By this divine calculus, the war on Iran, though devastating, was a blessing, granting the Iranians the tawfiq to draw closer to the living reality of tawhid. Even those opposed to the Revolution found themselves compelled to stand shoulder to shoulder with their revolutionary compatriots, realizing that survival hung upon unity before a barbaric enemy. Such unity is no small gift — it is an immense blessing, and not one that Allah grants to every people. The enemy’s ambush doesn’t always unite; sometimes, it divides, scattering hearts into suspicion and blame. This, indeed, was the outcome the Zionist entity naively sought. Yet, by Allah’s will, it was not so. The Iranians have largely succeeded in nearing the reality of tawhid in the aftermath of the aggression on their soil

Their challenge now is to carry forward this unity and benefit from its light even as the immediate threat fades.

Our Share of this Tawhidi Movement

But what about us? Whether we realize it or not, we have a deep, existential ache for this same unity with each other and with Allah. Will we remain spectators to the beautiful manifestation of tawhid we are witnessing in Iran, content to admire it from afar? Or can we also benefit from this tawhid-granting phenomenon, this divine opportunity to manifest true wahdah within our lives?  

If the bombs over Tehran can unite even bitter political opponents in defense of a shared future, can we who live far from the frontlines not find ways to unite in the smaller tests Allah places in our own lives? For unity to be manifested outwardly, it must first be nurtured internally. The strength to stand against God’s enemy is the same strength that resists the whispers of Shaytan as he calls to turn from the pole of tawīd and bow to the false gods within. He schemes to divide us from the unity of worshipping God alone, creating within us a deep schism, a level of shirk as we accept masters other than Him.
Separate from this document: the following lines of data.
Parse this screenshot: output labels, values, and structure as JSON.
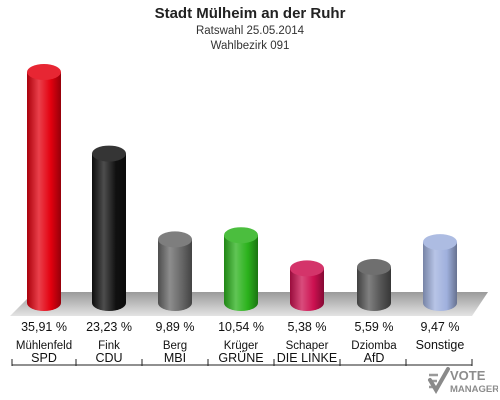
{
  "header": {
    "title": "Stadt Mülheim an der Ruhr",
    "subtitle1": "Ratswahl 25.05.2014",
    "subtitle2": "Wahlbezirk 091"
  },
  "logo": {
    "line1": "VOTE",
    "line2": "MANAGER"
  },
  "chart_data": {
    "type": "bar",
    "title": "Stadt Mülheim an der Ruhr",
    "subtitle": [
      "Ratswahl 25.05.2014",
      "Wahlbezirk 091"
    ],
    "unit": "%",
    "ylim": [
      0,
      40
    ],
    "grid": false,
    "categories": [
      "SPD",
      "CDU",
      "MBI",
      "GRÜNE",
      "DIE LINKE",
      "AfD",
      "Sonstige"
    ],
    "candidates": [
      "Mühlenfeld",
      "Fink",
      "Berg",
      "Krüger",
      "Schaper",
      "Dziomba",
      ""
    ],
    "labels": [
      "35,91 %",
      "23,23 %",
      "9,89 %",
      "10,54 %",
      "5,38 %",
      "5,59 %",
      "9,47 %"
    ],
    "values": [
      35.91,
      23.23,
      9.89,
      10.54,
      5.38,
      5.59,
      9.47
    ],
    "colors": [
      "#e3000f",
      "#111111",
      "#676767",
      "#2bb21c",
      "#cc1050",
      "#555555",
      "#9fb0dd"
    ]
  }
}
This internal fracture, this multiplicity within, soon ripples outwards. It appears in our relationships: between husband and wife, parent and child, neighbour and neighbour. Every fracture in the ummah begins as a fracture within a single soul, spreading into the web of human interaction. Every bitterness that poisons a community begins as an unchecked grudge between two individuals. And every unity that changes the world begins with two believers choosing to love one another for the sake of Allah, and to hate the falsehood that seeks to divide them.

We may not face airstrikes, but we face the more subtle artillery of the nafs: pride, stubbornness, envy, suspicion. To reject these is part of our la ilaha – our refusal of the false gods within. To love one another for the sake of the truth is a manifestation of our illAllah – our affirmation of the One.

This is the soil in which the seeds of global unity must first take root.

If we long to stand in solidarity with the people of Iran, of Palestine, of every land resisting oppression, let us begin by waging resistance against the forces of division in our own hearts and homes. Let us deny lowly impulses, heal old wounds, replace suspicion with sincere counsel, and build circles of trust that can widen from the dinner table to the masjid, from the masjid to the street, from the street to the ummah.

Unity is not a banner we raise only when war comes; it is a state we cultivate daily, so that when the tests arrive – and rest assured, they will come – we will already be one body: acutely feeling each other’s wounds and ready to act as one.

To walk toward the station of the insan kamil – the one who encompasses all of existence – is to let unity dissolve the prison of the self, until the love that binds us is not just the love of a people for each other, but the love of existence itself for its Creator. And that is the victory only hastened, never crushed, by the bombs of the enemy.